= Invitation to a Banquet =

2023 book by Fuchsia Dunlop

Invitation to a Banquet: The Story of Chinese Food is a 2023 book by Fuchsia Dunlop, published by W. W. Norton & Company in the United States and by Particular Books in the United Kingdom. The book explores the origins, ingredients, techniques, and philosophies of Chinese cuisine through thirty dishes. Drawing on thirty years of research into Chinese culinary history and firsthand fieldwork, it stands as a milestone tribute to Chinese food culture.

==Development==
Dunlop decided to write another book during the heightened phases of the COVID-19 pandemic as Dunlop was not able to visit China because of rules enacted there barring travel.

==Contents==
There are 28 chapters, with each about a particular dish or food production facility and a history around the subject. These chapters are arranged in four groups: "Hearth," "Farm," "Kitchen," and "Table." Each section, respectively, is about the history of food, the ingredients, about styles of cooking, and what Bone describes as a "grab bag". The page count is 480. There are a total of 30 dishes chronicled in the work.
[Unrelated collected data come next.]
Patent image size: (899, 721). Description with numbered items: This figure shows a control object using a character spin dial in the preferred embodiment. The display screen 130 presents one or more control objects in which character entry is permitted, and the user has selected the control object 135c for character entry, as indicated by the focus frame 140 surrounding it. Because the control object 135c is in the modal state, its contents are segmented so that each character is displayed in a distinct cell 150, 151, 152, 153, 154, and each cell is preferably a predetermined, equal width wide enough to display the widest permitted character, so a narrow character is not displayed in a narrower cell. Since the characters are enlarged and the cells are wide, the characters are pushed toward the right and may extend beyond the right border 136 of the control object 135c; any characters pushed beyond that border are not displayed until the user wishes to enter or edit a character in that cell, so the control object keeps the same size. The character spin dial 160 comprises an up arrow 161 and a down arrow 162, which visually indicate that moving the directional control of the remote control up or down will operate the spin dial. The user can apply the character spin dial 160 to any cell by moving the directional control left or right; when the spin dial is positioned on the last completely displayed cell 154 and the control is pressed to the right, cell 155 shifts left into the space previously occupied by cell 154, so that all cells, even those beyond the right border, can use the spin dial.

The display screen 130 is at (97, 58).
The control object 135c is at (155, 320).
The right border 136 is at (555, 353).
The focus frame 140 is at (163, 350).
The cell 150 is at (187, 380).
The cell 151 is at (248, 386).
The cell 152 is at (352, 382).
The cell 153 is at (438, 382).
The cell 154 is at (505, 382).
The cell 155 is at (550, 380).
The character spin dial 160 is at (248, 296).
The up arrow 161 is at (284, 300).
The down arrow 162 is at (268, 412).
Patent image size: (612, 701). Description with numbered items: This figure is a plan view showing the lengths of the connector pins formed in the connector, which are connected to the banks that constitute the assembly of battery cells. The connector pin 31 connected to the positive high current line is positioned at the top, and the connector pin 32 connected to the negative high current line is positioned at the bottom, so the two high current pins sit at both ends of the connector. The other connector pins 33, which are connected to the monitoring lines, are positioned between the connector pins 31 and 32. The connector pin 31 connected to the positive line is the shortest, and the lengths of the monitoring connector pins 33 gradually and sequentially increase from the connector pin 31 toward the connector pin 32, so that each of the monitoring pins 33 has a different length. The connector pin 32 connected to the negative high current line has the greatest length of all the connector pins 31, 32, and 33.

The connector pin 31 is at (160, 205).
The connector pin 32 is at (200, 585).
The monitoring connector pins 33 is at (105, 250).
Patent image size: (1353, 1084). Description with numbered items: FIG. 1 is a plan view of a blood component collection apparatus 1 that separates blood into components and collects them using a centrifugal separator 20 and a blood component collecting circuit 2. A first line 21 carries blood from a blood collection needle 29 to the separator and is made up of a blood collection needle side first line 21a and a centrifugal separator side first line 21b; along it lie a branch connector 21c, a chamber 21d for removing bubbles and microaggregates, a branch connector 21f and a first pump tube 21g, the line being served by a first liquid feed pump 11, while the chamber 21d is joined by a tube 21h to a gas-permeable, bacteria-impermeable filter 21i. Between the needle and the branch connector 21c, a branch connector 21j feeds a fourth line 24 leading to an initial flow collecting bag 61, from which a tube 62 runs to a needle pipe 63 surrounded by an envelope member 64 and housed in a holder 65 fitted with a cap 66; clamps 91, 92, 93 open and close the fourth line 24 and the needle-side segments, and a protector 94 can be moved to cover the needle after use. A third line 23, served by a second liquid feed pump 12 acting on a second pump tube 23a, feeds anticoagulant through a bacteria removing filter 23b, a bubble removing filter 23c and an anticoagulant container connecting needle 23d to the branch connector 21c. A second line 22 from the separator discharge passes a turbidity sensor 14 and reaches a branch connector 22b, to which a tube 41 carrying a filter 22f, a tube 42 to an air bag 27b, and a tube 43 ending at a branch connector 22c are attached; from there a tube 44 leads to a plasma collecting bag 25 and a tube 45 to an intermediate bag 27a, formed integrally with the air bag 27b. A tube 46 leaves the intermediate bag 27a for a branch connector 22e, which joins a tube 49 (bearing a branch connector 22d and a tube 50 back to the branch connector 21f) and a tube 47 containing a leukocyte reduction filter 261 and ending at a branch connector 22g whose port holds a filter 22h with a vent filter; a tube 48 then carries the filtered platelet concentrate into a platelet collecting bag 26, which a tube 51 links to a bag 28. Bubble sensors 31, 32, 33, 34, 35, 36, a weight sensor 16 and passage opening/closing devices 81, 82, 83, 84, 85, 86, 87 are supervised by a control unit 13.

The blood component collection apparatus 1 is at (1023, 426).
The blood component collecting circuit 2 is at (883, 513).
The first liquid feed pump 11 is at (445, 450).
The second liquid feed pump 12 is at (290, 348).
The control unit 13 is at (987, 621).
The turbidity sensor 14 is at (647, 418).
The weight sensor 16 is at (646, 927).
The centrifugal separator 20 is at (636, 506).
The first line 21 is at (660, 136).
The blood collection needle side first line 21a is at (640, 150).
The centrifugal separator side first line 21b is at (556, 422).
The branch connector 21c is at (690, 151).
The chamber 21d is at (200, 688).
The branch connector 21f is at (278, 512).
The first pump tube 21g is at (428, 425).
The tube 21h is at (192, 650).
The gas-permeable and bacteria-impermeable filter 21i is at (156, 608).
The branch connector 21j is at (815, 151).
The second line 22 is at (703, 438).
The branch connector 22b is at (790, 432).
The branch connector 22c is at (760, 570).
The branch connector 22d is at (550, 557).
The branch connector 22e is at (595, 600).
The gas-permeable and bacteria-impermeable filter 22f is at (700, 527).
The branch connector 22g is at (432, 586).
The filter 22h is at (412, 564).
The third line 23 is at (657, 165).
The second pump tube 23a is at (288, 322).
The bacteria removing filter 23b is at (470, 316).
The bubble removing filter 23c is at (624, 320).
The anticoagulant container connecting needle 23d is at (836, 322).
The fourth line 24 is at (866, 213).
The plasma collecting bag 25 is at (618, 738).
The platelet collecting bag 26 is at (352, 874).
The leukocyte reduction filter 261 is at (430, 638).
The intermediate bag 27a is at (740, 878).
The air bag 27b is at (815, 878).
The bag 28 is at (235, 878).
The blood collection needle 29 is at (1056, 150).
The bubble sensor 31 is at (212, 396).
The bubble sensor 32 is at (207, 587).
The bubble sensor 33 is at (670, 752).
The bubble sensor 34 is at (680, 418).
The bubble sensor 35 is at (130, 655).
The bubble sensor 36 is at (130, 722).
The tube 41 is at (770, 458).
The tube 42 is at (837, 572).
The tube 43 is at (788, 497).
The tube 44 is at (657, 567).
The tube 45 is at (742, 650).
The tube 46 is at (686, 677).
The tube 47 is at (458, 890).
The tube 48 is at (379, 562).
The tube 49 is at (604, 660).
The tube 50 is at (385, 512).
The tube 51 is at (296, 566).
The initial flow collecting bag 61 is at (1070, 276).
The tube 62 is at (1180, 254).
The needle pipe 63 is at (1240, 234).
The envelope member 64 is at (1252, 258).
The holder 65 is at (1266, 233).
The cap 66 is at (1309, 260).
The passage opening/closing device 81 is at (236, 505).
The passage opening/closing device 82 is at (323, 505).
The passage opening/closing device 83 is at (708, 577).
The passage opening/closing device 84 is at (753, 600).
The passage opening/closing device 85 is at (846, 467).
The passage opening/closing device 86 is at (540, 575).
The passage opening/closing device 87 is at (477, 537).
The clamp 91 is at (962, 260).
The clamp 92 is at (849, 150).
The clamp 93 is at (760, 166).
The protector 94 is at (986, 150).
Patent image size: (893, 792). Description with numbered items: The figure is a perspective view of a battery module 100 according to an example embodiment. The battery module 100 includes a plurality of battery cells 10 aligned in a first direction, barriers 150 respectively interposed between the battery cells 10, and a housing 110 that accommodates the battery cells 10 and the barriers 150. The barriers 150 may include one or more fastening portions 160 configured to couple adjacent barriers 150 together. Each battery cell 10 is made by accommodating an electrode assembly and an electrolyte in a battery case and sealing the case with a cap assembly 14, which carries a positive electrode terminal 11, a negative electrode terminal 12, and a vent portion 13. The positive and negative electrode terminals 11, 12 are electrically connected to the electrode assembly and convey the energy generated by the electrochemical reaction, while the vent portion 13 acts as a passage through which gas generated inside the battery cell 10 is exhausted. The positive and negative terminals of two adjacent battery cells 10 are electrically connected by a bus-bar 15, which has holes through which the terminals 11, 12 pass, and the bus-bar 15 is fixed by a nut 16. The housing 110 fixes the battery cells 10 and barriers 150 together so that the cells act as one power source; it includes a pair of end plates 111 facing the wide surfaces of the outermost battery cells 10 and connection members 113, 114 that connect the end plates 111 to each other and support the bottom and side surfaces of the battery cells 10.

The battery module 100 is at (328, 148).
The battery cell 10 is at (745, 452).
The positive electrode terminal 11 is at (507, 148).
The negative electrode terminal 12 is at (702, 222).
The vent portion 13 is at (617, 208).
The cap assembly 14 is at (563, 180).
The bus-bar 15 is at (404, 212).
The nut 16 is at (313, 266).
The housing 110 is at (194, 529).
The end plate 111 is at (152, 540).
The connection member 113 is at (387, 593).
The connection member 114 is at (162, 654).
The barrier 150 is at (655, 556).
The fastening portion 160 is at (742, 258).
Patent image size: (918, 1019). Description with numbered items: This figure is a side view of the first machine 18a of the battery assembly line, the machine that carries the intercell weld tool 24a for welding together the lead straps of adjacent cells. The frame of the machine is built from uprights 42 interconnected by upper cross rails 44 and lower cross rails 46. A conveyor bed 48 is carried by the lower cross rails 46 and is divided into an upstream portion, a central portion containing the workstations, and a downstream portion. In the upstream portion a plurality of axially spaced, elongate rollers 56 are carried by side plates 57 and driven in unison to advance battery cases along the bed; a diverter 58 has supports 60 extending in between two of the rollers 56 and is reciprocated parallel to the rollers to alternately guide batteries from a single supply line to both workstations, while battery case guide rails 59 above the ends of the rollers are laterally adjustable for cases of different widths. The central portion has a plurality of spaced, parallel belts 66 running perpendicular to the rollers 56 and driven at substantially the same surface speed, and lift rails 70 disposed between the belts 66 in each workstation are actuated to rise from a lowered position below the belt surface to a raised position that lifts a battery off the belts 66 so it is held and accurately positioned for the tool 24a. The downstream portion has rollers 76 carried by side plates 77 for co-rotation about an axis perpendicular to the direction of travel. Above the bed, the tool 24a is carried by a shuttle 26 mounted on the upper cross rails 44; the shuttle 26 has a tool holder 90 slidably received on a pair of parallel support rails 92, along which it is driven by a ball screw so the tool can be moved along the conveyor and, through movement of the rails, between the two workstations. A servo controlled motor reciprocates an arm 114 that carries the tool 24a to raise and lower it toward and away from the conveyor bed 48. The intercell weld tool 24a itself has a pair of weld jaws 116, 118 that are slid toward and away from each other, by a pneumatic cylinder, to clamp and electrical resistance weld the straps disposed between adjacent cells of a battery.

At times, Dunlop criticizes previous stigma against Chinese cuisine in the West.

==Reception==
Luke Tsai of KQED wrote that the book is "a meandering, often philosophical exploration of what Chinese food culture actually is" rather than a cookbook. Eugenia Bone of The Wall Street Journal wrote that the work was made "to help outsiders appreciate Chinese food culture more generally."

Dwight Garner of The New York Times described the work as "a serious and intrepid work of culinary history".

According to Bone, the book is "a joyously sensual, deeply researched and unabashedly chauvinistic read". Bone stated, in regards to the "Table" section, that some of its contents are "illuminating".

Isabel Wilson of The Financial Times described the work as "erudite".

Bee Wilson of The Times wrote that the work "is an erudite joy that makes you yearn to taste the delights Dunlop describes". According to Wilson, "Occasionally Dunlop's advocacy for Chinese food can feel one-sided."

Tim Lewis of The Observer wrote that in this book, the author's "desire to educate and enlighten finds its fullest expression".